Bank of Nova Scotia continues to invest in its global banking business, with the launch of an office in Turkey and the purchase of a minority interest in Thailand’s top car loan company as its most recent moves.

Scotiabank is buying a 25% stake in Thanachart Bank for roughly US$203-million.

It’s plans in Istanbul, Turkey, while unlikely to have a significant financial impact in the near-term, according to Blackmont Capital analyst Brad Smith, reflects the confidence Scotiabank has in banking opportunities in Eastern Europe and elsewhere.

The bank’s past international initiatives collectively contribute more than 30% to Scotiabank’s revenues and earnings, Mr. Smith said in a note to clients.

He noted that Turkey’s Gross Domestic Product is 60% the size of Canada’s and the move should open doors for some of the bank’s other units, such as oil and gas specialist Scotia Waterous and precious metals trading group Scotia Mocatta.

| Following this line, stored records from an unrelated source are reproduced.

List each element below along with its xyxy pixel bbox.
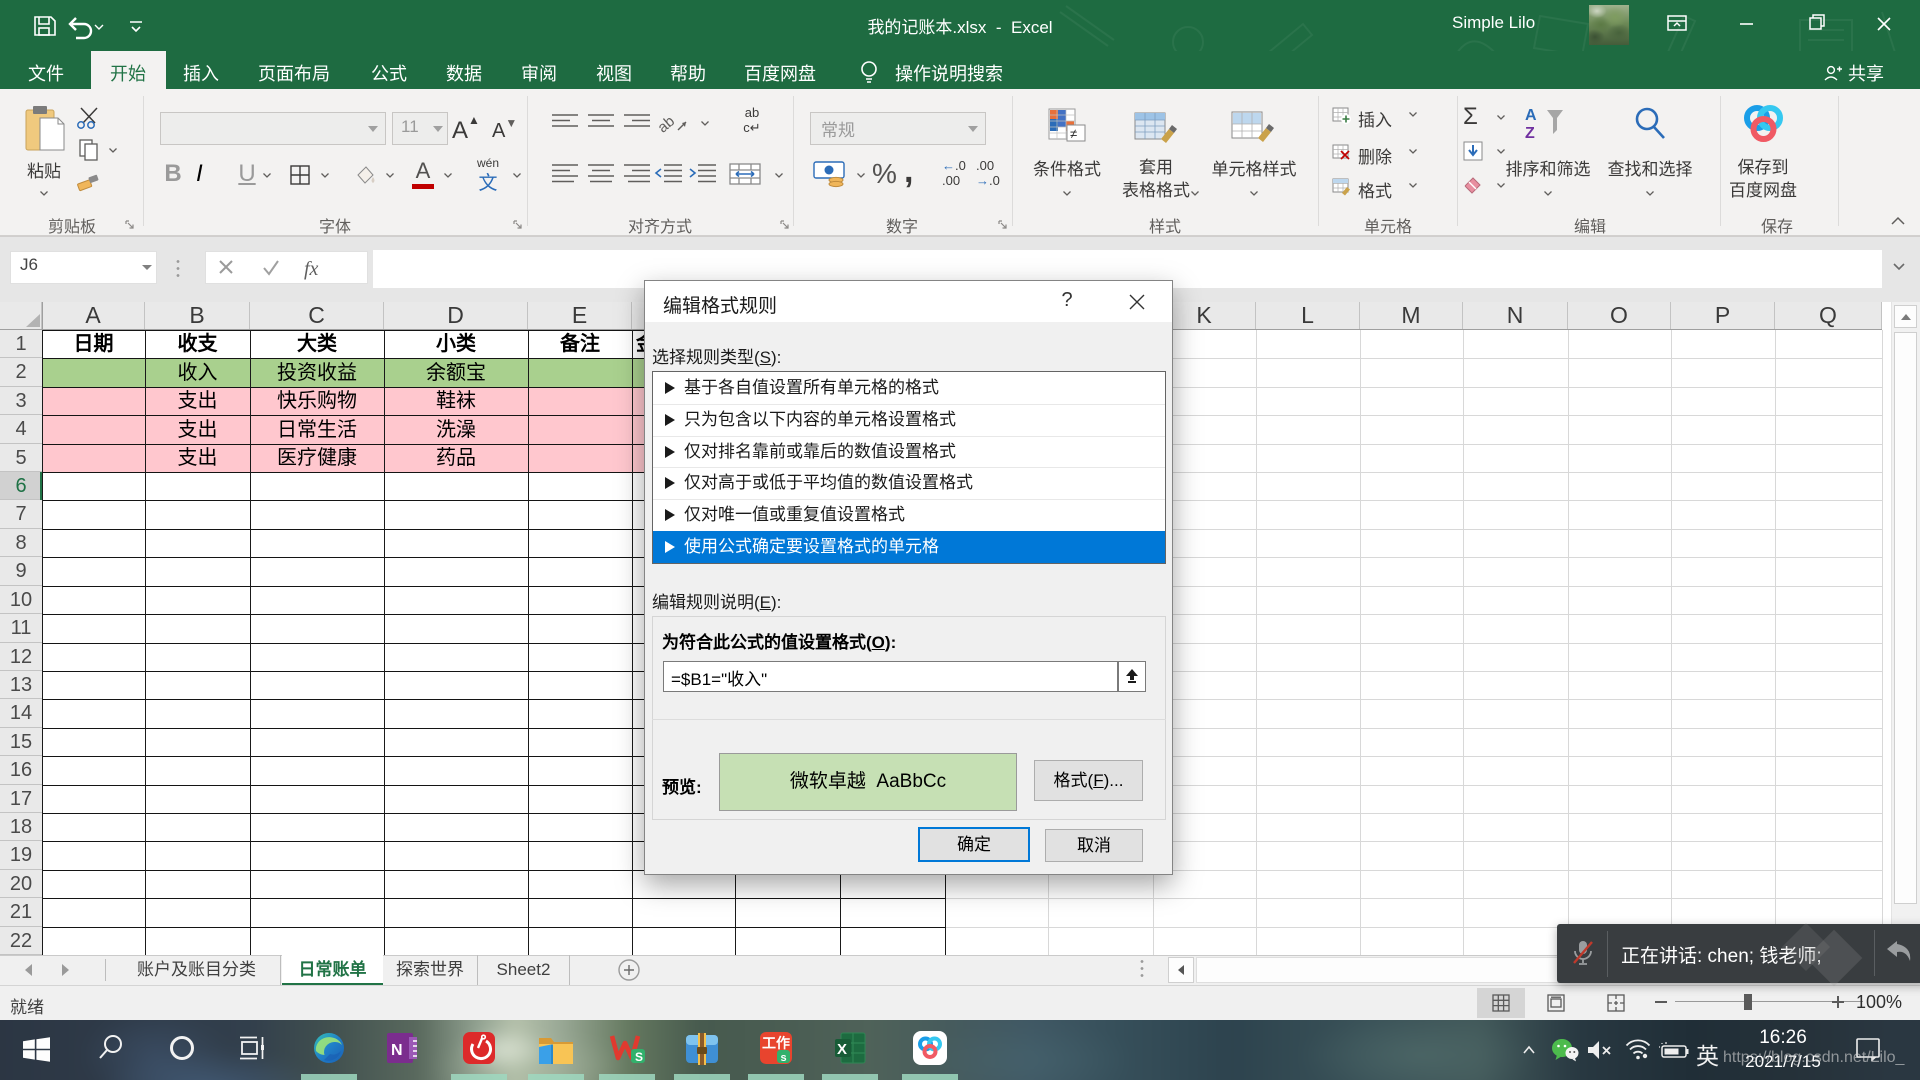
svg-text:fx: fx [304,258,319,280]
svg-text:ab: ab [658,113,678,136]
svg-text:N: N [391,1042,403,1059]
svg-text:s: s [781,1052,787,1064]
svg-text:X: X [837,1041,847,1058]
svg-text:≠: ≠ [1070,126,1077,141]
svg-text:Z: Z [1525,125,1535,142]
svg-text:工作: 工作 [762,1035,790,1051]
svg-text:A: A [1525,107,1537,124]
svg-text:S: S [635,1050,643,1064]
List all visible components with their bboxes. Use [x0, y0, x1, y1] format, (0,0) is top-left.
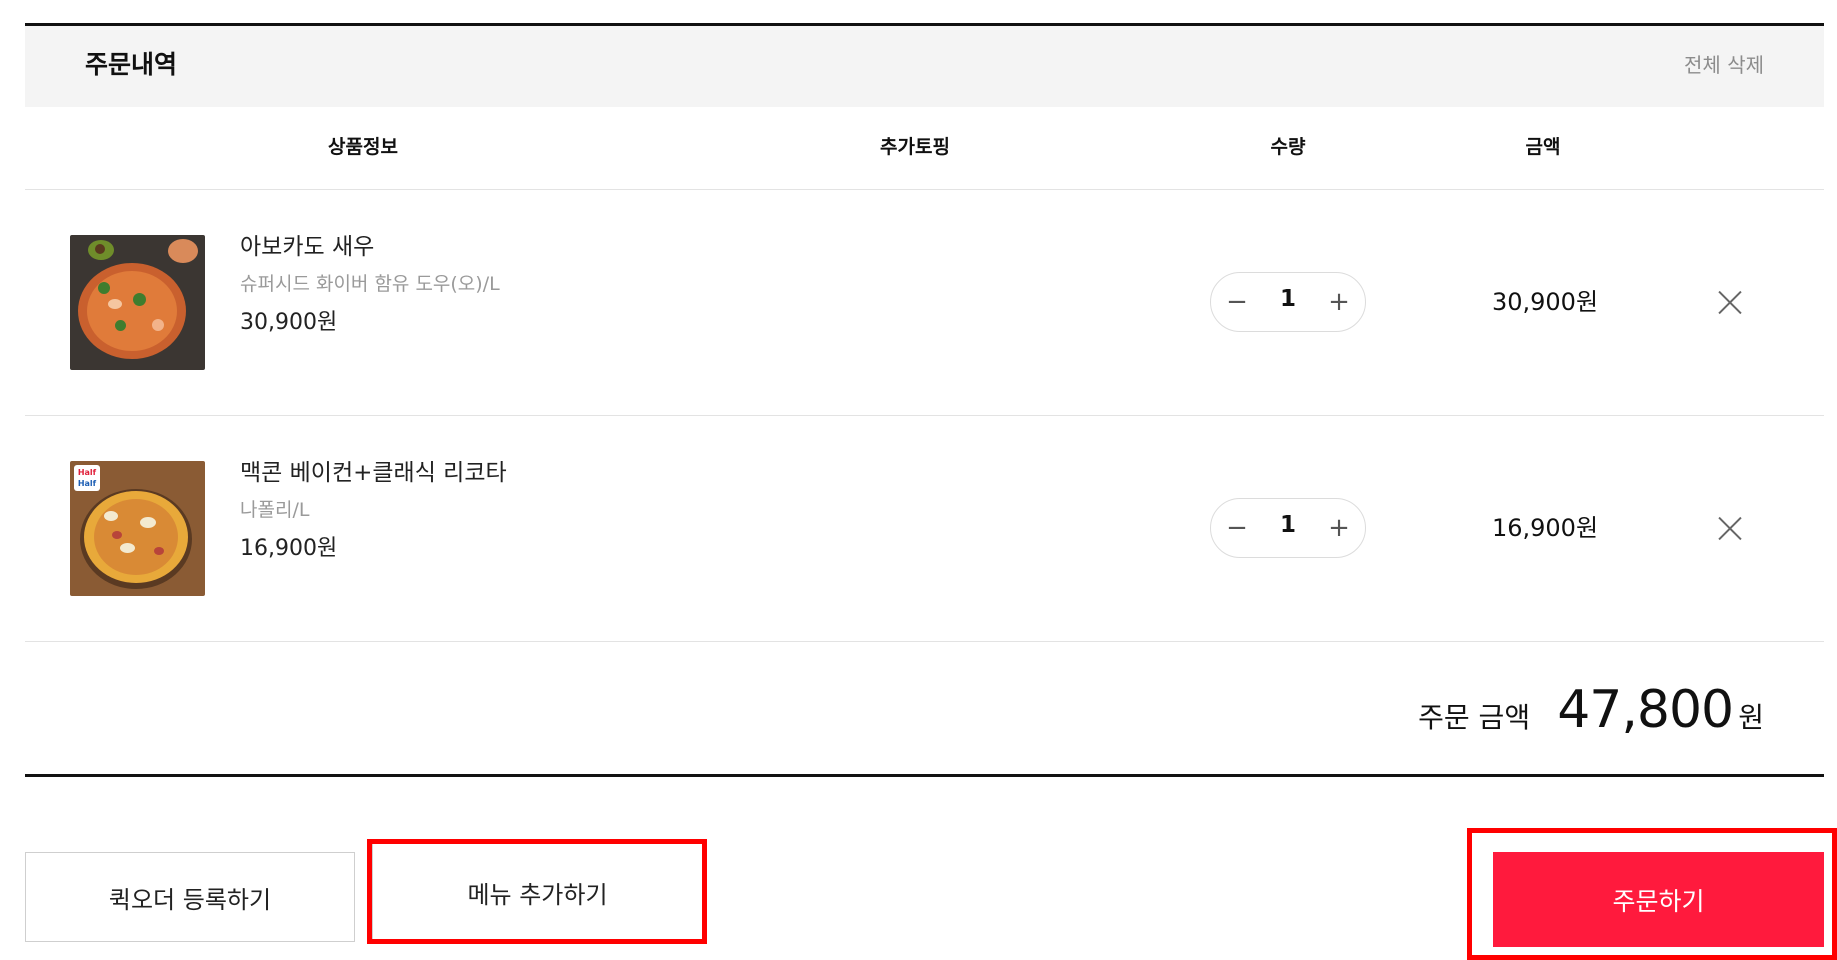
item-unit-price: 16,900원 [240, 536, 338, 561]
quick-order-button[interactable]: 퀵오더 등록하기 [25, 852, 355, 942]
plus-icon[interactable]: + [1323, 286, 1355, 318]
close-icon[interactable] [1718, 516, 1743, 541]
cart-item: 아보카도 새우 슈퍼시드 화이버 함유 도우(오)/L 30,900원 − 1 … [25, 190, 1824, 416]
column-header-product: 상품정보 [328, 136, 398, 158]
order-total-label: 주문 금액 [1418, 701, 1531, 734]
order-button[interactable]: 주문하기 [1493, 852, 1824, 947]
order-total-unit: 원 [1738, 701, 1764, 734]
cart-item: Half Half 맥콘 베이컨+클래식 리코타 나폴리/L 16,900원 −… [25, 416, 1824, 642]
quantity-stepper: − 1 + [1210, 498, 1366, 558]
row-divider [25, 641, 1824, 642]
product-image [70, 235, 205, 370]
item-name: 맥콘 베이컨+클래식 리코타 [240, 460, 507, 486]
bottom-divider [25, 774, 1824, 777]
order-total-value: 47,800 [1557, 680, 1734, 740]
order-header: 주문내역 전체 삭제 [25, 26, 1824, 107]
product-image: Half Half [70, 461, 205, 596]
item-total: 16,900원 [1491, 514, 1599, 542]
half-badge-line1: Half [77, 468, 97, 477]
column-header-amount: 금액 [1525, 136, 1561, 158]
close-icon[interactable] [1718, 290, 1743, 315]
plus-icon[interactable]: + [1323, 512, 1355, 544]
item-option: 슈퍼시드 화이버 함유 도우(오)/L [240, 273, 500, 295]
column-header-topping: 추가토핑 [880, 136, 950, 158]
item-option: 나폴리/L [240, 499, 310, 521]
column-header-quantity: 수량 [1270, 136, 1306, 158]
clear-all-button[interactable]: 전체 삭제 [1684, 55, 1764, 75]
half-badge-line2: Half [77, 479, 97, 488]
order-title: 주문내역 [85, 50, 178, 79]
item-unit-price: 30,900원 [240, 310, 338, 335]
item-name: 아보카도 새우 [240, 234, 375, 260]
quantity-stepper: − 1 + [1210, 272, 1366, 332]
item-total: 30,900원 [1491, 288, 1599, 316]
order-summary: 주문 금액 47,800 원 [1418, 680, 1764, 740]
add-menu-button[interactable]: 메뉴 추가하기 [372, 843, 703, 942]
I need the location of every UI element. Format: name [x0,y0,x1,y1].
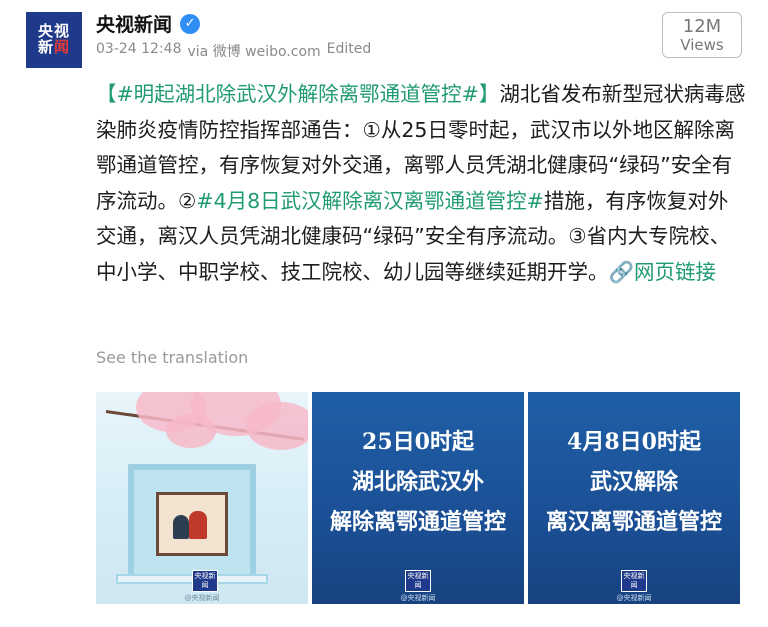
watermark: @央视新闻 [616,594,652,602]
room-illustration [156,492,228,556]
hashtag-topic-1[interactable]: 【#明起湖北除武汉外解除离鄂通道管控#】 [96,82,499,106]
gallery-image-illustration[interactable]: 央视新闻 @央视新闻 [96,392,308,604]
post-body: 【#明起湖北除武汉外解除离鄂通道管控#】湖北省发布新型冠状病毒感染肺炎疫情防控指… [96,77,746,290]
account-name[interactable]: 央视新闻 [96,10,172,37]
window-illustration [128,464,256,582]
gallery-image-notice-1[interactable]: 25日0时起 湖北除武汉外 解除离鄂通道管控 央视新闻 @央视新闻 [312,392,524,604]
hashtag-topic-2[interactable]: #4月8日武汉解除离汉离鄂通道管控# [196,189,543,213]
avatar-line2: 新闻 [37,38,71,56]
avatar[interactable]: 央视 新闻 [26,12,82,68]
notice-2-line1: 4月8日0时起 [567,429,701,455]
blossom-cluster [166,414,216,448]
notice-1-line2: 湖北除武汉外 [351,469,484,495]
notice-2-line2: 武汉解除 [589,469,678,495]
see-translation-link[interactable]: See the translation [96,348,248,367]
post-meta: 03-24 12:48 via 微博 weibo.com Edited [96,41,371,61]
web-link-label: 网页链接 [634,259,717,284]
verified-badge-icon: ✓ [180,13,201,34]
post-header: 央视 新闻 央视新闻 ✓ 03-24 12:48 via 微博 weibo.co… [0,0,768,75]
gallery-image-notice-2[interactable]: 4月8日0时起 武汉解除 离汉离鄂通道管控 央视新闻 @央视新闻 [528,392,740,604]
link-icon: 🔗 [608,259,635,284]
cctv-news-logo: 央视新闻 [405,570,431,592]
notice-1-line3: 解除离鄂通道管控 [329,509,506,535]
notice-1-line1: 25日0时起 [362,429,474,455]
person-figure [189,511,207,539]
timestamp: 03-24 12:48 [96,41,182,57]
post-source: via 微博 weibo.com [187,44,321,60]
notice-2-line3: 离汉离鄂通道管控 [545,509,722,535]
edited-label[interactable]: Edited [327,41,372,61]
views-label: Views [680,35,724,54]
name-row: 央视新闻 ✓ [96,10,201,37]
person-figure [173,515,189,539]
cctv-news-logo: 央视新闻 [192,570,218,592]
views-count: 12M [682,15,722,37]
image-gallery: 央视新闻 @央视新闻 25日0时起 湖北除武汉外 解除离鄂通道管控 央视新闻 @… [96,392,740,604]
web-link[interactable]: 🔗网页链接 [609,260,717,284]
watermark: @央视新闻 [184,594,220,602]
blossom-cluster [246,402,308,450]
watermark: @央视新闻 [400,594,436,602]
views-counter: 12M Views [662,12,742,58]
cctv-news-logo: 央视新闻 [621,570,647,592]
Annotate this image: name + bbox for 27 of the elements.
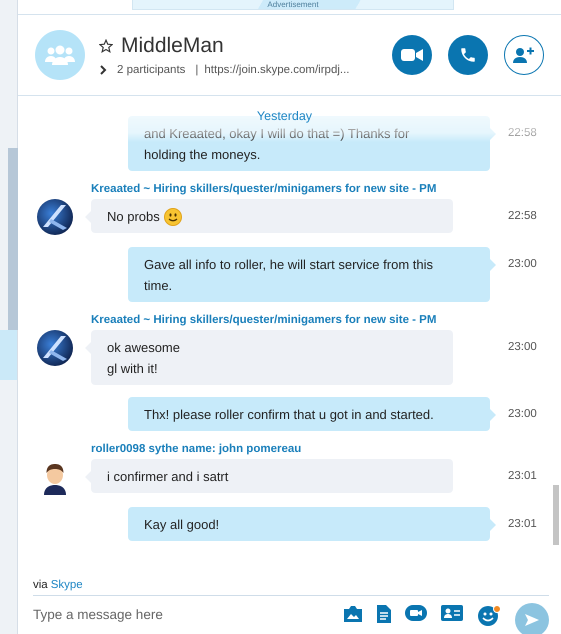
sender-name: Kreaated ~ Hiring skillers/quester/minigamers for new site - PM: [91, 314, 436, 326]
message-input[interactable]: Type a message here: [33, 605, 329, 623]
message-time: 22:58: [508, 126, 538, 141]
skype-link[interactable]: Skype: [50, 579, 83, 591]
message-text: gl with it!: [107, 360, 158, 378]
advertisement-label: Advertisement: [267, 1, 319, 9]
message-text: Gave all info to roller, he will start service from this time.: [144, 256, 434, 295]
message-text: Kay all good!: [144, 516, 220, 534]
message-text: ok awesome: [107, 339, 180, 357]
separator: |: [195, 64, 198, 76]
sender-name: roller0098 sythe name: john pomereau: [91, 443, 302, 455]
message-text: No probs: [107, 208, 160, 226]
message-text: and Kreaated, okay I will do that =) Thanks for holding the moneys.: [144, 125, 410, 164]
message-time: 23:00: [508, 340, 538, 355]
participants-link[interactable]: 2 participants: [117, 64, 186, 76]
message-time: 23:01: [508, 469, 538, 484]
message-text: i confirmer and i satrt: [107, 468, 228, 486]
message-time: 23:00: [508, 407, 538, 422]
via-label: via: [33, 579, 48, 591]
message-time: 23:01: [508, 517, 538, 532]
conversation-title: MiddleMan: [121, 34, 224, 58]
sender-name: Kreaated ~ Hiring skillers/quester/minigamers for new site - PM: [91, 183, 436, 195]
message-time: 22:58: [508, 209, 538, 224]
message-time: 23:00: [508, 257, 538, 272]
date-divider: Yesterday: [256, 110, 312, 123]
message-text: Thx! please roller confirm that u got in and started.: [144, 406, 434, 424]
join-link[interactable]: https://join.skype.com/irpdj...: [204, 64, 350, 76]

Mr. Smith maintained his ‘buy’ recommendation and $61 price target on Bank of Nova Scotia shares, which represents upside of 13.7% from Wednesday’s close of $53.63.

Scotiabank, which operates in 11 countries in the Asia-Pacific and Middle East regions, says it has made seven international acquisitions in the past 18 months.

Last week, the bank signed a cooperation deal with Bank of Dalian Co. Ltd. as it pursues a strategic partnership and minority investment in China’s seventh-largest city commercial bank.